Tuesday, 25 March 2014

Call to halve daily sugar intake poses challenges for brands

The announcement by the World Health Organisation that we should halve the amount of sugar in our diets will reopen the debate over healthy food labelling and whether this is the only way to encourage healthier eating.

Brands will not only need to consider the implications of the WHO guidance that our recommended sugar intake stay at below 10% of total calorie intake a day, with 5% the target, but also other factors that influence our shopping and consumption choices. The suggested limits apply to all sugars added to food, as well as sugar naturally present in honey, syrups, fruit juices and fruit concentrates.

The WHO announcement follows the introduction last year of a traffic-light system for packaging showing consumers a combination of guideline daily amounts, colour coding and "high, medium or low" wording to show how much fat, salt and sugar and how many calories are in each product.

The government argued that the scheme would help people choose healthier food options and make more sensible decisions about what to buy. Research published in 2012 by DEFRA showed that 80 per cent of people rated health as the most important factor affecting their buying decisions.

Most shoppers – 82% - said they actively sought to buy healthy foods. The figures also indicated, though, that people’s preferences don’t always match what they ultimately buy, with price being a major factor in many people’s buying decisions, especially in the current climate. In practise, though, anecdotally it would seem to be further down our list of priorities. Too much research focuses on one issue - such as labelling - in isolation, rather than at the issue as a whole.

At this point I cite the story of a colleague who undertook research among housewives, where each was asked to compare their last supermarket shop.

With all of the produce on the table, they discussed what they had bought and why. They became quite competitive and in their efforts to win their impromptu 'supermum' competition, they became strong advocates for their products. Health was rarely part of the argument. Price, offers, quantity, shelf-life, convenience came first.

On the demand side, it may be harder than expected for consumers to change their taste preferences. Taste preference can change with age, but if as an adult you have a sweet tooth it may be difficult to let go physiologically or even emotionally. This may provide an opportunity for alternative sweeteners like stevia and agave nectar, which may be seen as preferential to more processed ones like aspartame.

Even when health is considered, the consumer’s understanding of health is still poorly defined. In separate research undertaken by Engage, mum spent far more time than you would think possible trying to decide whether potatoes counted as one of your five a day. Milk - vital for child health - is too often restricted because it is seen as a high fat food (even though full fat milk is still only 4% fat). Most of them end up aiming for a balanced plate and call it a day.

It is going to be important to ensure that the consumer is educated to understand the information behind the headline WHO announcement. A knee-jerk reaction to a product with a red label on it could be counter-productive. The word ‘fat’ on a product could turn off the consumer, even though some fat in a diet is essential.
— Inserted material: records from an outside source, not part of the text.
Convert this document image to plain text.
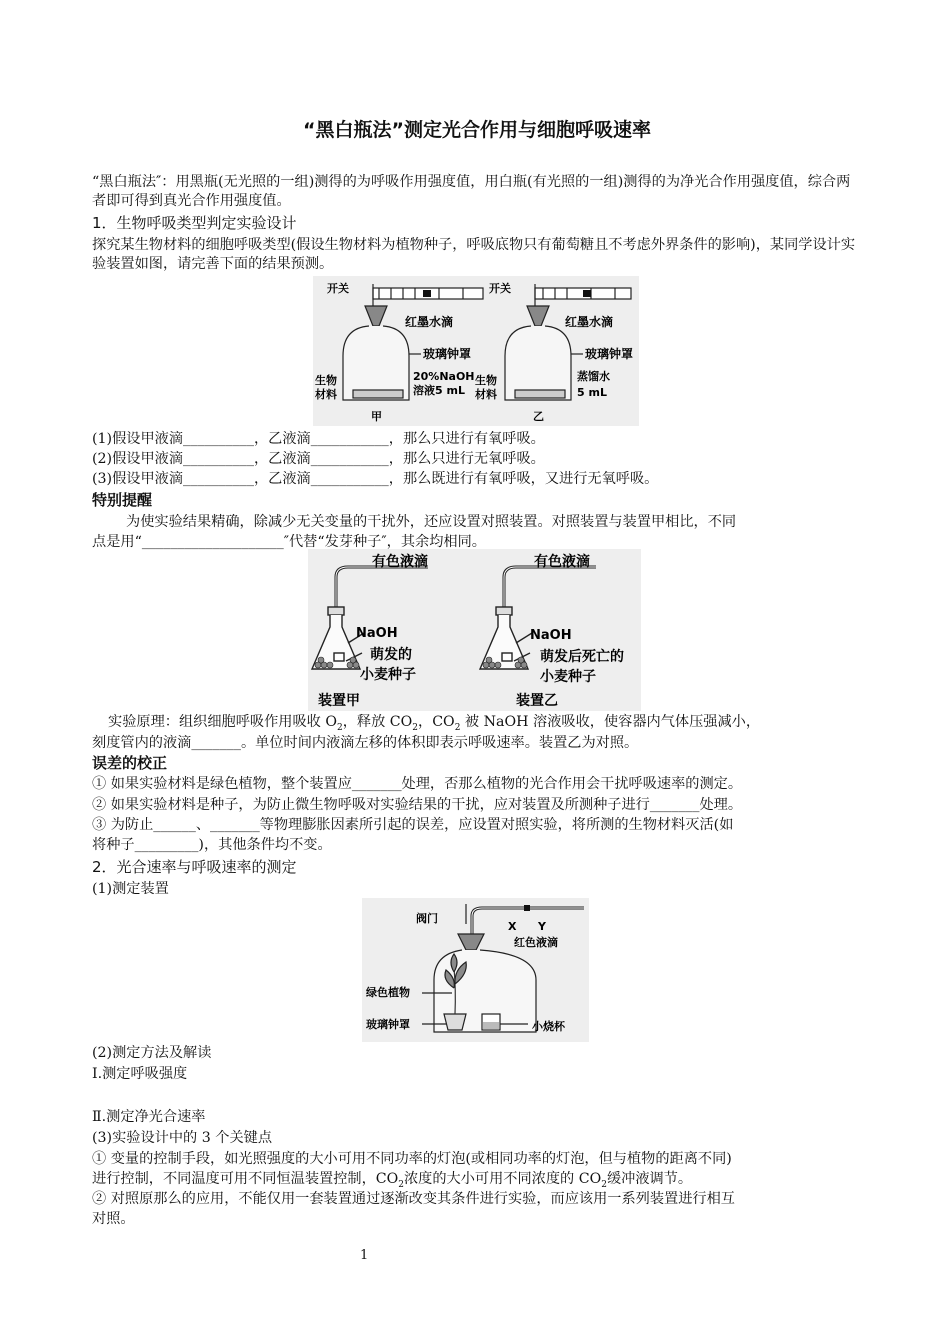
“黑白瓶法”测定光合作用与细胞呼吸速率
“黑白瓶法″：用黑瓶(无光照的一组)测得的为呼吸作用强度值，用白瓶(有光照的一组)测得的为净光合作用强度值，综合两者即可得到真光合作用强度值。
1．生物呼吸类型判定实验设计
探究某生物材料的细胞呼吸类型(假设生物材料为植物种子，呼吸底物只有葡萄糖且不考虑外界条件的影响)，某同学设计实验装置如图，请完善下面的结果预测。
开关	开关
红墨水滴	红墨水滴
玻璃钟罩	玻璃钟罩
生物
材料
20%NaOH
溶液5 mL
生物
材料
蒸馏水
5 mL
甲	乙
(1)假设甲液滴__________，乙液滴___________，那么只进行有氧呼吸。
(2)假设甲液滴__________，乙液滴___________，那么只进行无氧呼吸。
(3)假设甲液滴__________，乙液滴___________，那么既进行有氧呼吸，又进行无氧呼吸。
特别提醒
为使实验结果精确，除减少无关变量的干扰外，还应设置对照装置。对照装置与装置甲相比，不同
点是用“____________________″代替“发芽种子″，其余均相同。
有色液滴	有色液滴
NaOH	NaOH
萌发的
小麦种子
萌发后死亡的
小麦种子
装置甲	装置乙
实验原理：组织细胞呼吸作用吸收 $O_2$，释放 $CO_2$，$CO_2$ 被 NaOH 溶液吸收，使容器内气体压强减小，
刻度管内的液滴_______。单位时间内液滴左移的体积即表示呼吸速率。装置乙为对照。
误差的校正
① 如果实验材料是绿色植物，整个装置应_______处理，否那么植物的光合作用会干扰呼吸速率的测定。
② 如果实验材料是种子，为防止微生物呼吸对实验结果的干扰，应对装置及所测种子进行_______处理。
③ 为防止______、_______等物理膨胀因素所引起的误差，应设置对照实验，将所测的生物材料灭活(如
将种子_________)，其他条件均不变。
2．光合速率与呼吸速率的测定
(1)测定装置
阀门
X Y
红色液滴
绿色植物
玻璃钟罩	小烧杯
(2)测定方法及解读
Ⅰ.测定呼吸强度
Ⅱ.测定净光合速率
(3)实验设计中的 3 个关键点
① 变量的控制手段，如光照强度的大小可用不同功率的灯泡(或相同功率的灯泡，但与植物的距离不同)
进行控制，不同温度可用不同恒温装置控制，$CO_2$浓度的大小可用不同浓度的 $CO_2$缓冲液调节。
② 对照原那么的应用，不能仅用一套装置通过逐渐改变其条件进行实验，而应该用一系列装置进行相互
对照。
1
Similarly, most products will contain an element of sugar, but some from natural sources like tomatoes rather than synthetic additives.

Brands are going to have to adopt a more holistic approach to health; stating the % of ingredients may not be enough. Brands and retailers may have to work together to create a well-being experience, which may involve the in-store experience - display, promotion, training and product presentation – as well as the brand itself.

The WHO announcement shows that this issue is not going to be quickly resolved. It’s time for brands to look at the wider context of healthy eating and be able to demonstrate to consumers that you can buy and eat healthy, tasty, products on a budget.